Sunday, June 17, 2007

Sunday Express: Now Labour Ministers say that the Norwich Unitary Bid is financially risky and will damage education and social services

I will comment at length later, but before I go out for my Father's Day dinner, I thought I would add the press release which went out today in response to the Sunday Express story regarding Norwich Unitary. A couple of radio stations have done interviews and all the newspapers have been onto me today so I think this may cause a stir tomorrow - and yet more damage to what remains of the fragile credibility of the LibDems and Labour's political white elephant:

Commenting on the Sunday Express story regarding the Norwich Unitary Bid, in which it is claimed that a leaked letetr between Communities Secretary Ruth Kelly and Deputy Prime Minister John prescott reveal the weakness of the case for Norwich Unitary, Conservative Group Leader and Bowthorpe Councillor Antony Little said:"It is good to know that Ministers and Civil Servants see all the same faults with the bid that we do - a costly re-organisation that can only put up tax and make services worse. The fears expressed by the Minister regarding the impact on Education and Social Services are well founded. City Hall is an "inadequate" authoritiy sekeing more powers from one that is 4 star rated, so they are right to be worried."

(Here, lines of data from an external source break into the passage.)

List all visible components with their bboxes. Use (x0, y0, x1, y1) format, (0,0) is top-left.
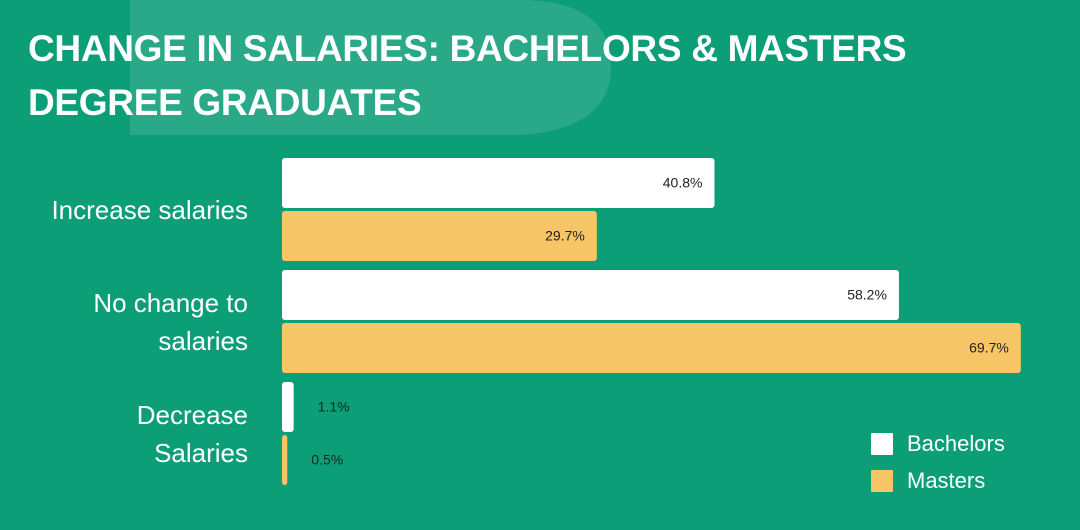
value-label: 69.7% (969, 340, 1009, 356)
chart-title: CHANGE IN SALARIES: BACHELORS & MASTERS … (28, 28, 907, 123)
bar (282, 435, 288, 485)
background-shape (130, 0, 611, 135)
legend-label: Bachelors (907, 431, 1005, 456)
bar (282, 158, 715, 208)
legend-swatch (871, 470, 893, 492)
value-label: 29.7% (545, 228, 585, 244)
category-label: No change to salaries (93, 287, 248, 356)
value-label: 0.5% (311, 452, 343, 468)
bar (282, 270, 899, 320)
legend-label: Masters (907, 468, 986, 493)
category-label: Decrease Salaries (136, 399, 248, 468)
value-label: 1.1% (318, 399, 350, 415)
value-label: 40.8% (663, 175, 703, 191)
category-label: Increase salaries (51, 194, 248, 225)
bar (282, 382, 294, 432)
legend-swatch (871, 433, 893, 455)
bar (282, 323, 1021, 373)
bar (282, 211, 597, 261)
value-label: 58.2% (847, 287, 887, 303)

"Also, as we expressed at the time, there are concerns that it is not financially stable and the Ministers warn against the risk to taxpayers of having a Unitary Norwich."

"The fact is that Norwich should never have made the shortlist. If Norwich now gets through it is clear that it will be Ministerial plotting rather than the strenght of the bid that does it."

"This is a massive blow to Labour and their LibDems allies on the council. Only the Conservatives warned against Unitary and voted against Unitary. The next time a resident can't get bushes cut back, or street signs repaired, or community centres refurbished because of council cutbacks, they ought to remember the vast amount of money wasted on Labour's political Unitary project."

"Norwich should never have put this bid in - we know it, the County Council know it, the civil servants know it, the Minister knows it. Will they have the guts to back up their instincts and reject the Unitary bid or will Labour do a dodgy-deal with their pals in Westminster to get this expensive, dangerous and flawed project through?"

1 comment:

Anonymous said...

Most Norwich residents are ambivalent about the Unitary bid, not being able to decide whether it is a good or bad move. Most residents of South Norfolk, Broadland see Unitary as a negative, and are opposed to it.

My guess is that Ruth Kelly will reject it as other city Unitary bids are far better in quality, and Norwich came near the bottom of Unitary bids accepted.